Google Pixelbook. Image credit: Google
The Electronic Privacy Information Center (“EPIC”), a civil liberties group based in Washington D.C., filed an amicus brief in the United States vs. Wilson case concerning Google scanning billions of users’ files for unlawful content and then sending that information to law enforcement agencies.
Bypassing the Fourth Amendment
EPIC alleges that law enforcement is using Google, a private entity, to bypass the Fourth Amendment, which requires due process and probable cause before “searching or seizing” someone’s property.
As a private entity, Google doesn’t have to abide by the Fourth Amendment as the government has to, so it can do those mass searches on its behalf and then give the government the results. The U.S. government has been increasingly using this strategy to bypass Fourth Amendment protections of U.S. citizens and to expand its warrantless surveillance operations further.
Image Hashes vs. Image Matches
Google and a few other companies have “voluntarily” agreed to use a database of images hashes from the National Center for Missing and Exploited Children (NCMEC) to help the agency find exploited children.
More than that, the companies would also give any information they have on the people who owned those images, given they are users of said companies’ services and have shared the images through those services.
Image hash values are unique alphanumerical strings of characters that can be associatedwith images. These values are then used to match one image to another and see if the files are 100% identical.
EPIC alleges that Google has gone even beyond this voluntary commitment to help NCMEC find criminals who exploit children by using image hash matching, and it’s now also using image matching techniques that can look at different files to see whether or not they contain a certain image.
EPIC said this is very different from the first case of hash matching because image matching can result in many false positives (the algorithm can say that a certain file contains the original image, even though it doesn’t).

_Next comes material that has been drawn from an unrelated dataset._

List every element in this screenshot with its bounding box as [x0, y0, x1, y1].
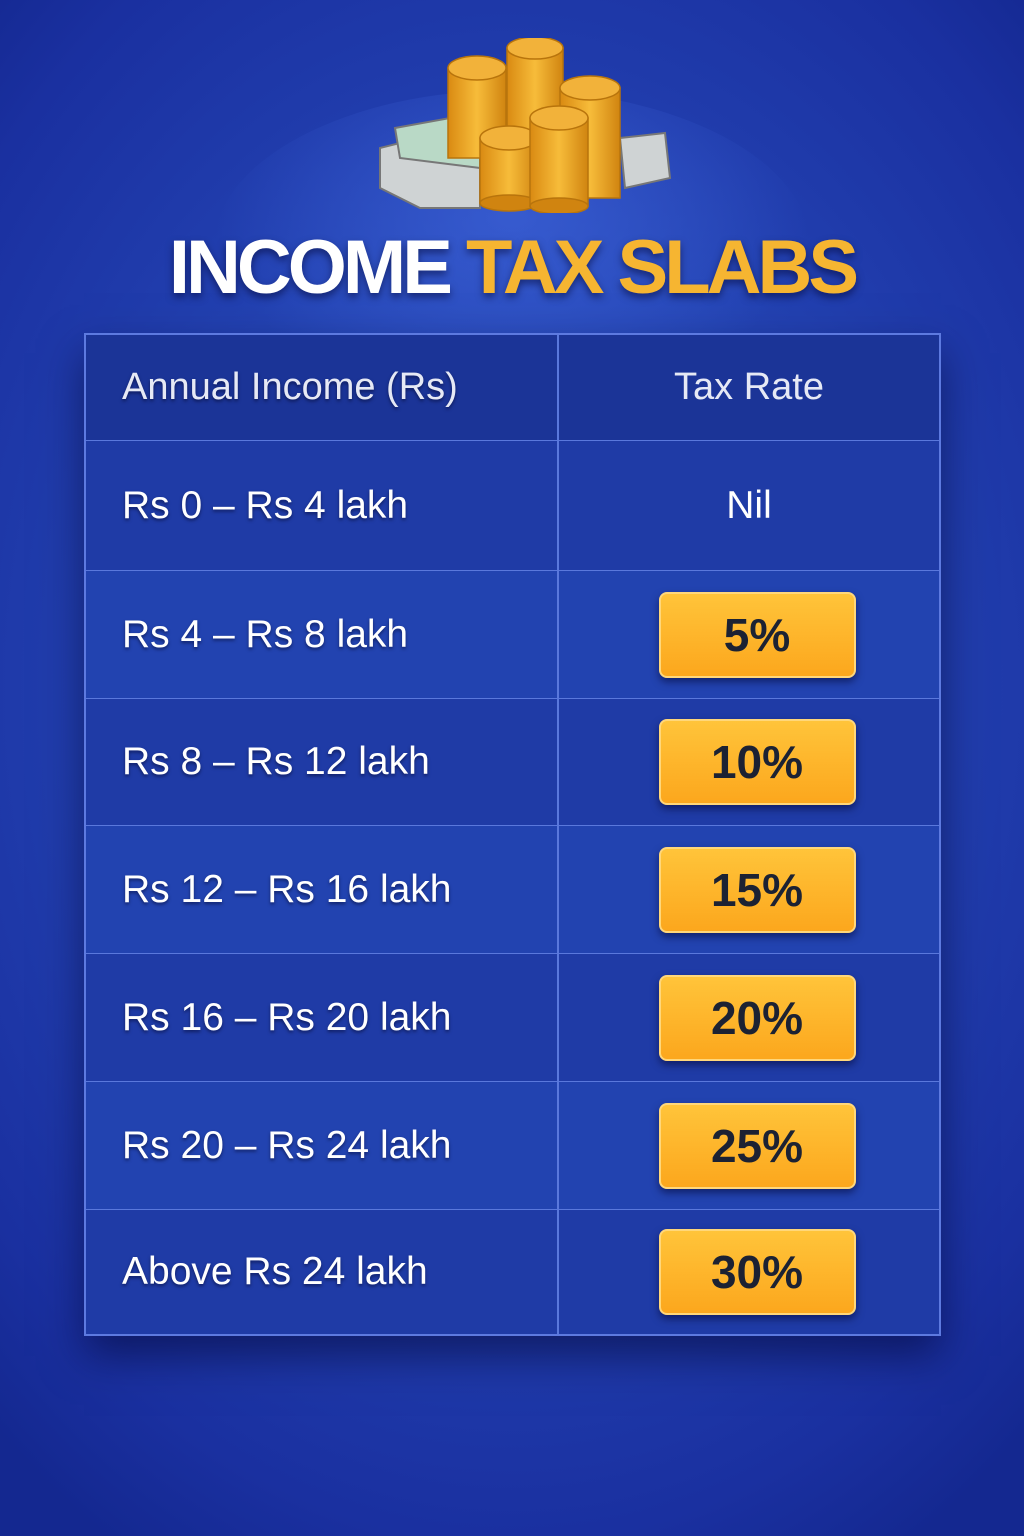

Referring Innocent People to Law Enforcement
EPIC noted that neither Google nor the government has revealed how the image matching algorithm works nor have they revealed accuracy, reliability, or validity of the technique, all of which are required for scientific evidence in court.
EPIC argues that Google or other companies could use similar algorithms to scan not just for images of exploited children, but also for other purposes such as determining if files contain religious views, political opinions, or “banned books.”
Google was recently involved in a controversy about its development of a censored search engine for China, called “Project Dragonfly.” The search engine would enable the identification of material that the Chinese government considers “sensitive,” which likely goes much further than images of exploited children.
A Need for Algorithmic Transparency
In the Carpenter vs. United States case, the Supreme Court recognized that the existing Fourth Amendment standards need to be reexamined in the new digital age. The Court ruled that the government couldn’t automatically track individuals’ locations everywhere they go for long periods of time without a warrant.
If the equivalent of the digital surveillance translated to the physical world meant that the government would have to deploy costly surveillance operations that would rarely happen, then the much cheaper automated digital surveillance shouldn’t be permitted without a warrant, either.
EPIC argued in its new briefing that automated scanning of files for various “crimes” falls into the same category. Even if the scanning of files can be cataloged as “private search,” the government would need to have “virtual certainty” that the files it intends to open are the same ones that were scanned by the private company, and this may not be possible. The government can’t guarantee that the files identified by Google are the same ones that the user uploaded.
This is also why EPIC believes that algorithmic transparency is critical for software that interacts with the justice system and provides information that incriminates users of various services.